Systems for supplying coolant to the cooling channels of
liquid-cooled turbine buckets are determined in part by the type of
attachment used to secure the buckets to the rotor. The art is in
need of such a distribution system particularly adapted to buckets
having dovetailed bucket-to-rotor attachment and integral platform
construction.
SUMMARY OF THE INVENTION
A liquid-cooled turbine bucket construction is described in which
the airfoil bucket core, platform (with metering means) and root
with dovetail configuration are integrally formed. The pressure and
suction sides of each bucket are each provided with a liquid
reservoir defined in part by metering means (e.g., a weir), grooves
in the upper surface of the platform and face of the airfoil core
and holes interconnecting these grooves with the underside of the
platform adjacent the metering means.
BRIEF DESCRIPTION OF THE DRAWING
The exact nature of this invention as well as objects and
advantages thereof will be readily apparent from consideration of
the following specification relating to the annexed drawings in
which:
FIG. 1 is a view partially in section showing the side view in
elevation of part of the dovetailed root, platform and airfoil and
liquid coolant feed means in register therewith;
FIG. 2 is a view partially in section with the retainer/feed ring
and a cover plate cut away to show the integral formation in the
platform of the reservoir, the longitudinally extending metering
means, platform gutter, platform coolant channels and feed holes
leading thereto and
FIG. 3 is a view taken on line 3--3 of FIG. 2 with the airfoil skin
removed in part to show the location and interconnection of the
airfoil channels, the platform channels and feed conduits leading
to the platform channels from the underside of the platform.
DESCRIPTION OF THE PREFERRED EMBODIMENT
Turbine bucket 10 consists of skin 11, 11a (e.g., sheet metal)
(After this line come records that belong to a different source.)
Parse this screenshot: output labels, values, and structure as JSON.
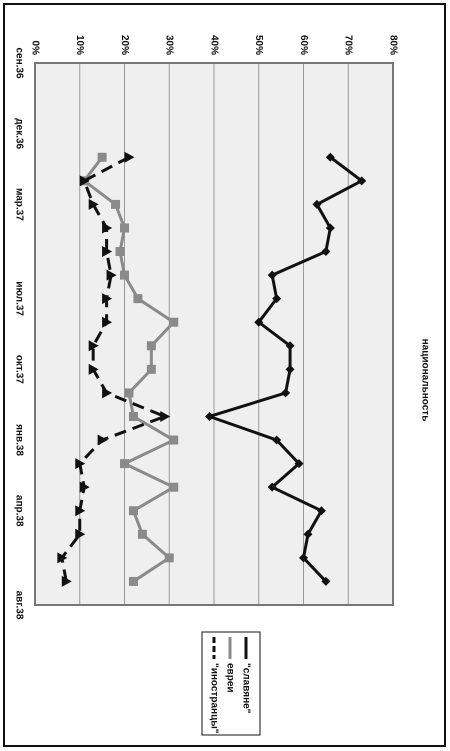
{
  "chart_data": {
    "type": "line",
    "title": "национальность",
    "categories": [
      "сен.36",
      null,
      null,
      "дек.36",
      null,
      null,
      "мар.37",
      null,
      null,
      null,
      "июл.37",
      null,
      null,
      "окт.37",
      null,
      null,
      "янв.38",
      null,
      null,
      "апр.38",
      null,
      null,
      null,
      "авг.38"
    ],
    "series": [
      {
        "name": "\"славяне\"",
        "color": "#111111",
        "marker": "diamond",
        "line_style": "solid",
        "values": [
          null,
          null,
          null,
          null,
          66,
          73,
          63,
          66,
          65,
          53,
          54,
          50,
          57,
          57,
          56,
          39,
          54,
          59,
          53,
          64,
          61,
          60,
          65,
          null
        ]
      },
      {
        "name": "евреи",
        "color": "#8a8a8a",
        "marker": "square",
        "line_style": "solid",
        "values": [
          null,
          null,
          null,
          null,
          15,
          11,
          18,
          20,
          19,
          20,
          23,
          31,
          26,
          26,
          21,
          22,
          31,
          20,
          31,
          22,
          24,
          30,
          22,
          null
        ]
      },
      {
        "name": "\"иностранцы\"",
        "color": "#111111",
        "marker": "triangle",
        "line_style": "dashed",
        "values": [
          null,
          null,
          null,
          null,
          21,
          11,
          13,
          16,
          16,
          17,
          16,
          16,
          13,
          13,
          16,
          29,
          15,
          10,
          11,
          10,
          10,
          6,
          7,
          null
        ]
      }
    ],
    "ylim": [
      0,
      80
    ],
    "yticks": [
      {
        "value": 0,
        "label": "0%"
      },
      {
        "value": 10,
        "label": "10%"
      },
      {
        "value": 20,
        "label": "20%"
      },
      {
        "value": 30,
        "label": "30%"
      },
      {
        "value": 40,
        "label": "40%"
      },
      {
        "value": 50,
        "label": "50%"
      },
      {
        "value": 60,
        "label": "60%"
      },
      {
        "value": 70,
        "label": "70%"
      },
      {
        "value": 80,
        "label": "80%"
      }
    ],
    "grid": true,
    "legend": "bottom-right"
  }
}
affixed, as by brazing, to the unitary root/platform/airfoil core
12. Root portion 13 is formed in the conventional dovetail
configuration by which bucket 10 is retained in slot 14 of wheel
rim 16. Each groove 17 recessed in the surface of platform 18 is
connected to a similar groove 19 recessed in the surface of airfoil
portion 21 of unit 12. The cooling channels (preferably rectangular
in shape) defined by skin 11a and grooves 17 are thus in
communication on a one-to-one basis with the cooling channels
defined by skin 11 and grooves 19 and cooling liquid is conducted
therethrough at a uniform distance from the exterior surface. At
the radially outer ends thereof the rectangular cooling channels on
the pressure side of bucket 10 are in flow communication with, and
terminate at, manifold 22 recessed into airfoil portion 21. On the
suction side of bucket 10 the cooling channels are in flow
communication with, and terminate at, a similar manifold (not
shown) recessed into airfoil portion 21. Near the trailing edge of
bucket 10 a cross-over conduit (opening shown at 23) connects the
manifold on the suction side with manifold 22.
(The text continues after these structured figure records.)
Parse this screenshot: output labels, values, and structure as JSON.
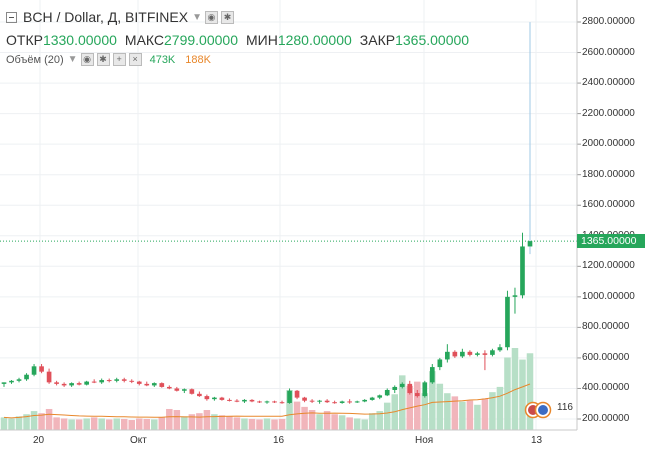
{
  "header": {
    "symbol_title": "BCH / Dollar, Д, BITFINEX",
    "ohlc": [
      {
        "label": "ОТКР",
        "value": "1330.00000"
      },
      {
        "label": "МАКС",
        "value": "2799.00000"
      },
      {
        "label": "МИН",
        "value": "1280.00000"
      },
      {
        "label": "ЗАКР",
        "value": "1365.00000"
      }
    ]
  },
  "volume": {
    "title": "Объём (20)",
    "value1": "473K",
    "value2": "188K"
  },
  "icons": {
    "collapse": "minus-square-icon",
    "caret": "chevron-down-icon",
    "eye": "eye-icon",
    "settings": "gear-icon",
    "plus": "plus-icon",
    "close": "close-icon",
    "events": "event-flag-icon"
  },
  "colors": {
    "up": "#26a65b",
    "down": "#e0505a",
    "vol_up": "#b7dfc7",
    "vol_down": "#f1b5bb",
    "ma": "#e8872b",
    "grid": "#eef0f3"
  },
  "price_axis": {
    "labels": [
      "2800.00000",
      "2600.00000",
      "2400.00000",
      "2200.00000",
      "2000.00000",
      "1800.00000",
      "1600.00000",
      "1400.00000",
      "1200.00000",
      "1000.00000",
      "800.00000",
      "600.00000",
      "400.00000",
      "200.00000"
    ],
    "last_price": "1365.00000"
  },
  "time_axis": {
    "labels": [
      "20",
      "Окт",
      "16",
      "Ноя",
      "13"
    ]
  },
  "events_count": "116",
  "chart_data": {
    "type": "candlestick",
    "ylim": [
      130,
      2980
    ],
    "candles": [
      {
        "o": 430,
        "h": 440,
        "l": 410,
        "c": 440,
        "v": 120
      },
      {
        "o": 440,
        "h": 455,
        "l": 430,
        "c": 450,
        "v": 110
      },
      {
        "o": 450,
        "h": 470,
        "l": 440,
        "c": 460,
        "v": 130
      },
      {
        "o": 460,
        "h": 500,
        "l": 450,
        "c": 490,
        "v": 150
      },
      {
        "o": 490,
        "h": 560,
        "l": 480,
        "c": 545,
        "v": 180
      },
      {
        "o": 545,
        "h": 560,
        "l": 500,
        "c": 510,
        "v": 160
      },
      {
        "o": 510,
        "h": 530,
        "l": 430,
        "c": 440,
        "v": 200
      },
      {
        "o": 440,
        "h": 450,
        "l": 420,
        "c": 430,
        "v": 120
      },
      {
        "o": 430,
        "h": 440,
        "l": 410,
        "c": 420,
        "v": 110
      },
      {
        "o": 420,
        "h": 440,
        "l": 410,
        "c": 435,
        "v": 100
      },
      {
        "o": 435,
        "h": 445,
        "l": 420,
        "c": 425,
        "v": 100
      },
      {
        "o": 425,
        "h": 450,
        "l": 420,
        "c": 445,
        "v": 110
      },
      {
        "o": 445,
        "h": 460,
        "l": 435,
        "c": 440,
        "v": 120
      },
      {
        "o": 440,
        "h": 465,
        "l": 430,
        "c": 455,
        "v": 110
      },
      {
        "o": 455,
        "h": 465,
        "l": 440,
        "c": 450,
        "v": 100
      },
      {
        "o": 450,
        "h": 470,
        "l": 440,
        "c": 460,
        "v": 110
      },
      {
        "o": 460,
        "h": 470,
        "l": 440,
        "c": 450,
        "v": 105
      },
      {
        "o": 450,
        "h": 460,
        "l": 435,
        "c": 445,
        "v": 95
      },
      {
        "o": 445,
        "h": 450,
        "l": 420,
        "c": 430,
        "v": 110
      },
      {
        "o": 430,
        "h": 445,
        "l": 415,
        "c": 420,
        "v": 105
      },
      {
        "o": 420,
        "h": 440,
        "l": 410,
        "c": 435,
        "v": 100
      },
      {
        "o": 435,
        "h": 440,
        "l": 405,
        "c": 410,
        "v": 120
      },
      {
        "o": 410,
        "h": 420,
        "l": 395,
        "c": 400,
        "v": 200
      },
      {
        "o": 400,
        "h": 410,
        "l": 380,
        "c": 385,
        "v": 190
      },
      {
        "o": 385,
        "h": 400,
        "l": 370,
        "c": 395,
        "v": 130
      },
      {
        "o": 395,
        "h": 400,
        "l": 360,
        "c": 365,
        "v": 150
      },
      {
        "o": 365,
        "h": 380,
        "l": 345,
        "c": 350,
        "v": 160
      },
      {
        "o": 350,
        "h": 360,
        "l": 320,
        "c": 330,
        "v": 190
      },
      {
        "o": 330,
        "h": 345,
        "l": 320,
        "c": 340,
        "v": 150
      },
      {
        "o": 340,
        "h": 345,
        "l": 320,
        "c": 325,
        "v": 140
      },
      {
        "o": 325,
        "h": 335,
        "l": 315,
        "c": 320,
        "v": 130
      },
      {
        "o": 320,
        "h": 330,
        "l": 310,
        "c": 315,
        "v": 120
      },
      {
        "o": 315,
        "h": 330,
        "l": 305,
        "c": 325,
        "v": 110
      },
      {
        "o": 325,
        "h": 330,
        "l": 310,
        "c": 315,
        "v": 105
      },
      {
        "o": 315,
        "h": 320,
        "l": 305,
        "c": 310,
        "v": 100
      },
      {
        "o": 310,
        "h": 320,
        "l": 300,
        "c": 315,
        "v": 110
      },
      {
        "o": 315,
        "h": 320,
        "l": 305,
        "c": 310,
        "v": 100
      },
      {
        "o": 310,
        "h": 320,
        "l": 300,
        "c": 305,
        "v": 105
      },
      {
        "o": 305,
        "h": 400,
        "l": 300,
        "c": 385,
        "v": 380
      },
      {
        "o": 385,
        "h": 390,
        "l": 330,
        "c": 340,
        "v": 270
      },
      {
        "o": 340,
        "h": 345,
        "l": 310,
        "c": 320,
        "v": 220
      },
      {
        "o": 320,
        "h": 330,
        "l": 305,
        "c": 315,
        "v": 190
      },
      {
        "o": 315,
        "h": 325,
        "l": 300,
        "c": 320,
        "v": 150
      },
      {
        "o": 320,
        "h": 330,
        "l": 305,
        "c": 310,
        "v": 180
      },
      {
        "o": 310,
        "h": 320,
        "l": 300,
        "c": 305,
        "v": 150
      },
      {
        "o": 305,
        "h": 320,
        "l": 300,
        "c": 315,
        "v": 140
      },
      {
        "o": 315,
        "h": 330,
        "l": 300,
        "c": 310,
        "v": 120
      },
      {
        "o": 310,
        "h": 320,
        "l": 305,
        "c": 315,
        "v": 110
      },
      {
        "o": 315,
        "h": 330,
        "l": 310,
        "c": 325,
        "v": 100
      },
      {
        "o": 325,
        "h": 345,
        "l": 320,
        "c": 340,
        "v": 160
      },
      {
        "o": 340,
        "h": 360,
        "l": 330,
        "c": 355,
        "v": 180
      },
      {
        "o": 355,
        "h": 400,
        "l": 350,
        "c": 390,
        "v": 260
      },
      {
        "o": 390,
        "h": 420,
        "l": 370,
        "c": 410,
        "v": 340
      },
      {
        "o": 410,
        "h": 440,
        "l": 400,
        "c": 430,
        "v": 520
      },
      {
        "o": 430,
        "h": 450,
        "l": 360,
        "c": 370,
        "v": 420
      },
      {
        "o": 370,
        "h": 390,
        "l": 340,
        "c": 350,
        "v": 460
      },
      {
        "o": 350,
        "h": 450,
        "l": 340,
        "c": 440,
        "v": 350
      },
      {
        "o": 440,
        "h": 560,
        "l": 430,
        "c": 540,
        "v": 560
      },
      {
        "o": 540,
        "h": 600,
        "l": 520,
        "c": 590,
        "v": 440
      },
      {
        "o": 590,
        "h": 690,
        "l": 570,
        "c": 640,
        "v": 350
      },
      {
        "o": 640,
        "h": 650,
        "l": 600,
        "c": 610,
        "v": 320
      },
      {
        "o": 610,
        "h": 660,
        "l": 600,
        "c": 640,
        "v": 270
      },
      {
        "o": 640,
        "h": 650,
        "l": 610,
        "c": 620,
        "v": 280
      },
      {
        "o": 620,
        "h": 640,
        "l": 610,
        "c": 630,
        "v": 240
      },
      {
        "o": 630,
        "h": 650,
        "l": 520,
        "c": 620,
        "v": 300
      },
      {
        "o": 620,
        "h": 660,
        "l": 610,
        "c": 650,
        "v": 360
      },
      {
        "o": 650,
        "h": 690,
        "l": 640,
        "c": 670,
        "v": 410
      },
      {
        "o": 670,
        "h": 1040,
        "l": 650,
        "c": 1000,
        "v": 690
      },
      {
        "o": 1000,
        "h": 1060,
        "l": 890,
        "c": 1010,
        "v": 780
      },
      {
        "o": 1010,
        "h": 1420,
        "l": 990,
        "c": 1330,
        "v": 670
      },
      {
        "o": 1330,
        "h": 2799,
        "l": 1280,
        "c": 1365,
        "v": 730
      }
    ]
  }
}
Open-circuit cooling is accomplished by spraying cooling liquid
(usually water) at low pressure in a generally radially outward
direction from nozzles, such as nozzle 24 (one shown), mounted on
each side of the rotor disk. The coolant is received in annular
gutter 26 formed in ring member 27, one of which is mounted on each
side of wheel rim 16. Ring member 27, in addition to conducting the
function of coolant distribution to each bucket also retains the
buckets 10 properly positioned in wheel rim 16 as more completely
described in U.S. Pat. application Ser. No. 385,096 - Wojcik, filed
Aug. 2, 1973 and assigned to the assignee of the instant invention.
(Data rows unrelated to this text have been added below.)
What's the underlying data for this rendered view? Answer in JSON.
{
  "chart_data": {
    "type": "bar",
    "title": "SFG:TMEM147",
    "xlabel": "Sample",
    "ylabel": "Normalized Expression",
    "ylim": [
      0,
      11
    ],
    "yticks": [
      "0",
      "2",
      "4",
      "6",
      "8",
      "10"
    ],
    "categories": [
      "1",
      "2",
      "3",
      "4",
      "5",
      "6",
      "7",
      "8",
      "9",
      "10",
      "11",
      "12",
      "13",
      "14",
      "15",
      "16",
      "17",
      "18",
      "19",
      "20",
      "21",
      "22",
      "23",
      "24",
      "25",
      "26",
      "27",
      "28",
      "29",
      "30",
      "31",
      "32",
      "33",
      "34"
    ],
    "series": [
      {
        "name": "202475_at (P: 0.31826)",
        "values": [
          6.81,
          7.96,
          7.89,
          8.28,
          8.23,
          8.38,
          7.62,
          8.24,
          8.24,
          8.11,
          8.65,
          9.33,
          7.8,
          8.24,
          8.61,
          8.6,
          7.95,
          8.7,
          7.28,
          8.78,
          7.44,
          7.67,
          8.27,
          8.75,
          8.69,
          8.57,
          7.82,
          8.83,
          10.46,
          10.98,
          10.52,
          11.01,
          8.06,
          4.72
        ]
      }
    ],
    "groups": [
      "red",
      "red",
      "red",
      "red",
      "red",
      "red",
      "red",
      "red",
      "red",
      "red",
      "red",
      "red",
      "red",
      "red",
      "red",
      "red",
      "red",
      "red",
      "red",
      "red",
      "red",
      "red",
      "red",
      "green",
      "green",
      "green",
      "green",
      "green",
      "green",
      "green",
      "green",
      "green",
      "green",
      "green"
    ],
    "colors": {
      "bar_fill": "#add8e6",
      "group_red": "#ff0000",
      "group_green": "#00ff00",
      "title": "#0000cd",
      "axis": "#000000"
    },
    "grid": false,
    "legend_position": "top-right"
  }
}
The Wojcik application is incorporated by reference.
Coolant received in gutters 26, is directed through feed holes 28,
each of which is in flow communication with a reservoir 29
extending in a direction parallel to the axis of rotation of the
turbine disk. The openings into the feed holes 28 from gutters 26
are equally spaced around the circumference of gutters 26 to insure
equal distribution of coolant to the buckets via these feed
holes.
While coolant is spread out as a thin film in gutters 26, it
accumulates to fill each reservoir 29 (the ends thereof being
closed by means of a pair of cover plates 31). As liquid coolant
continues to reach each reservoir 29, the excess discharges over
the crest of weir 32 along the length thereof and is thereby
metered. Preferably the crest of weir 32 is arcuate (convex toward
the axis of rotation) in cross-section and is a portion of a
cylinder in configuration in order to accommodate slight
differences in the disposition of the buckets 10 relative to each
other. Although the distance of the crest of any given weir from
the axis of rotation may vary slightly from that of another weir,
the cylindrical configuration of the weir crest curving toward the
root must be accurately machined so that each element of each such
cylindrical surface extends parallel to the elements forming the
cylindrical convex ridges of the dovetailed configuration. In this
manner each element of the crest surface can be set parallel to the
axis of rotation (the axis of the shaft on which the rotor is
mounted). This machining accuracy is required in order to insure
that liquid coolant passes uniformly over the full length of the
weir crest.
Coolant that has traversed the weir crest 32 continues in the
generally radial direction to enter longitudinally extending
platform gutter 33 as a film-like distribution, passing thereafter
through the cooling channel feed holes 34. Thus, one each of
reservoir 29, weir 32 and gutter 33 constitute a set, one such set
being formed in the underside of platform 18 on each side of root
portion 13. Most of the channel feed holes 34 are in flow
communication with grooves 17 on a one-to-one basis, although a few
of these holes 34 connect directly with grooves 19. In any event,
the coolant passes from holes 34 to manifold 22 (and the suction
manifold, not shown) via bucket cooling channels.
As the coolant traverses the surfaces of the platform and of the
airfoil, these elements are kept cool. Some portion of the cooling
liquid, depending upon the rate of flow, is converted to the
gaseous or vapor state as it absorbs heat. The vapor or gas and any
remaining liquid coolant exit from the manifold 22 via opening 36,
preferably to enter a collection slot (not shown) formed in the
casing for the eventual recirculation or disposal of the ejected
fluid.
Although the cooling channels have been illustrated herein
extending spanwise of the turbine bucket, the instant invention is
equally applicable to bucket constructions in which the cooling
channels are disposed in a convoluted or spiral configuration.
* * * * *